We completely agree with the authors that there is a need to identify simple and reliable circulating biomarkers as objective measures of HF. MiRNAs indeed could serve as highly interesting and exciting candidates, and the authors are congratulated to have performed one of the first pilot studies in the field of miRNA research. However, given the issues mentioned above, further research is urgently needed with appropriate controls, sample size, and tests before putting miRNAs to the forefront of clinical biomarkers in cardiovascular medicine.
Sources of Funding
Supported by the Deutsche Forschungsgemeinschaft (TII903/7-1).
TT has filed patent applications in the field of miRNA diagnostics and therapeutic approaches.
Tijsen AJ, Creemers EE, Moerland PD, de Windt LJ, van der Wal AC, Kok WE, Pinto YM. MiR423–5p as a circulating biomarker for heart failure. Circ Res. 2010; 106: 1035–1039.
Cook NR. Use and misuse of the receiver operating characteristic curve in risk prediction. Circulation. 2007; 115: 928–935.
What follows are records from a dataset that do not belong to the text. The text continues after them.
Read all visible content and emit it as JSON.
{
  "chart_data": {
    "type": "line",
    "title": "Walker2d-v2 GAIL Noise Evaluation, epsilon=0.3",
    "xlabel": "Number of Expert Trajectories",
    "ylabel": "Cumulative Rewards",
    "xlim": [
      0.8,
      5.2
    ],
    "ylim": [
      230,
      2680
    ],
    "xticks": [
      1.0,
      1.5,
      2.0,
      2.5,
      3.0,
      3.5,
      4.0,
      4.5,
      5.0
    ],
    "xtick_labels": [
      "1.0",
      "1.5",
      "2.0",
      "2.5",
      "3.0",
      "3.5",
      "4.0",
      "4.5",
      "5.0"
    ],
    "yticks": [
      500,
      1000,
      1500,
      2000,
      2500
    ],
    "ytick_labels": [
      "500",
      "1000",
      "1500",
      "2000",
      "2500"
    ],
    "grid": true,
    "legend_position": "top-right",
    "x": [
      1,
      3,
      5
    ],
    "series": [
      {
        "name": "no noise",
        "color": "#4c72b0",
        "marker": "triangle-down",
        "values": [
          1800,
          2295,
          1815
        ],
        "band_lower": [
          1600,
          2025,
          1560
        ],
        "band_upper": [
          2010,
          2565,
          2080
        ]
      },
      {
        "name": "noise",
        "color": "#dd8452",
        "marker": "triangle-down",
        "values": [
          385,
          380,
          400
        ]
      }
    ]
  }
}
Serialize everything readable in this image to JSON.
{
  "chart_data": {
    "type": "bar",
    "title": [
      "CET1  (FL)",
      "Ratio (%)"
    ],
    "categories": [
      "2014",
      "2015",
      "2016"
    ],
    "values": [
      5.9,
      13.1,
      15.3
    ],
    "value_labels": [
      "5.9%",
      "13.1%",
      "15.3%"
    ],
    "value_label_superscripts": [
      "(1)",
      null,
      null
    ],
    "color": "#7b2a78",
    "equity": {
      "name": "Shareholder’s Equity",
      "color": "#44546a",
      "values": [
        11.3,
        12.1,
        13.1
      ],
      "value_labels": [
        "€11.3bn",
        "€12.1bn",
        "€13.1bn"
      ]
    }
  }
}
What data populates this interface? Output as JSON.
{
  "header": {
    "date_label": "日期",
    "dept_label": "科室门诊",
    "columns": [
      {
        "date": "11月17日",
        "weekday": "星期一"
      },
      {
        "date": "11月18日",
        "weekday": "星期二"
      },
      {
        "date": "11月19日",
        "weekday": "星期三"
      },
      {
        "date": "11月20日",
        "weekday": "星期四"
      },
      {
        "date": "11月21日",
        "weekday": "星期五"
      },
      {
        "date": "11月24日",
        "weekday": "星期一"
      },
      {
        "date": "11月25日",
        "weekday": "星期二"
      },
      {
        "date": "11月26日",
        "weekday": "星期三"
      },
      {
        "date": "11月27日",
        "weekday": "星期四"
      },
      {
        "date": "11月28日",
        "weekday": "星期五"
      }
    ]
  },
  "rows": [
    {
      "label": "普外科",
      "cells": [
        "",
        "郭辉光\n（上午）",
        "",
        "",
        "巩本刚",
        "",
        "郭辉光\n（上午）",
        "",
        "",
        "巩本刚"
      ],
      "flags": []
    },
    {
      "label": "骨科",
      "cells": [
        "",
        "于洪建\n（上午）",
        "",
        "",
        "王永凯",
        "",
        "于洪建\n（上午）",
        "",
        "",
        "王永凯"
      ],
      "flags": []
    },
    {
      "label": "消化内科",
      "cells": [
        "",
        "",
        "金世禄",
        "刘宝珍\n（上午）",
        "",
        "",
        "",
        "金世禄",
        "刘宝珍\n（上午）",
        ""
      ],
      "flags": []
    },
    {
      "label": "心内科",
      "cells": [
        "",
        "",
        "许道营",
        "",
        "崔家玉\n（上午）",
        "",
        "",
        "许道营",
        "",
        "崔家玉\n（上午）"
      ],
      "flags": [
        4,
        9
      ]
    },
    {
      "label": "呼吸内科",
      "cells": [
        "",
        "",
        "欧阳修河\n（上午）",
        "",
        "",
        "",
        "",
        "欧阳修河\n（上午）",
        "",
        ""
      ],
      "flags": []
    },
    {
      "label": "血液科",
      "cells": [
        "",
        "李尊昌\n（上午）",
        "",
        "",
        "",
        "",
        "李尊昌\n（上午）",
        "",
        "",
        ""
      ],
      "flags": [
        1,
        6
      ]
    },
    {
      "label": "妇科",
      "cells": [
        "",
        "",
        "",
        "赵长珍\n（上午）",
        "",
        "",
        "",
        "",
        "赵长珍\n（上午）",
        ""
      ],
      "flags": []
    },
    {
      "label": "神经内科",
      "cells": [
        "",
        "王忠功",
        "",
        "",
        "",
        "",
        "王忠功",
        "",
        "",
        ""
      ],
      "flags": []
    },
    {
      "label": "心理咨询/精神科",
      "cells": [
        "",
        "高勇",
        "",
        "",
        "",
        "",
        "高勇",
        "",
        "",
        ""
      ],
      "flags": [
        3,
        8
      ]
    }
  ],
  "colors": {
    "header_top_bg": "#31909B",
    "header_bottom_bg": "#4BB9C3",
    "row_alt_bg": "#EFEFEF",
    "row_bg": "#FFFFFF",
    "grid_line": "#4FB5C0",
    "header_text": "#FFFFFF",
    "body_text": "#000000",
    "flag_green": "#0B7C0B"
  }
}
Hackl M, Brunner S, Fortschegger K, Schreiner C, Micutkova L, Mück C, Laschober GT, Lepperdinger G, Sampson N, Berger P, Herndler-Brandstätter D, Wieser M, Kühnel H, Strasser A, Rinnerthaler M, Breitenbach M, Mildner M, Eckhart L, Tschachler E, Trost A, Bauer JW, Papak C, Trajanoski Z, Scheideler M, Grillari-Voglauer R, Grubeck-Loebenstein B, Jansen-Dürr P, Grillari J. miR-17, miR-19b, miR-20a and miR-106a are down-regulated in human aging. Aging Cell. 2010; Jan 18 (Epub ahead of print).
Jazdzewski K, Murray EL, Franssila K, Jarzab B, Schoenberg DR, de la Chapelle A. Common SNP in pre-miR-146a decreases mature miR expression and predisposes to papillary thyroid carcinoma. Proc Natl Acad Sci U S A. 2008; 105: 7269–7274.
Ye Y, Wang KK, Gu J, Yang H, Lin J, Ajani JA, Wu X. Genetic variations in microRNA-related genes are novel susceptibility loci for esophageal cancer risk. Cancer Prev Res. 2008; 1: 460–469.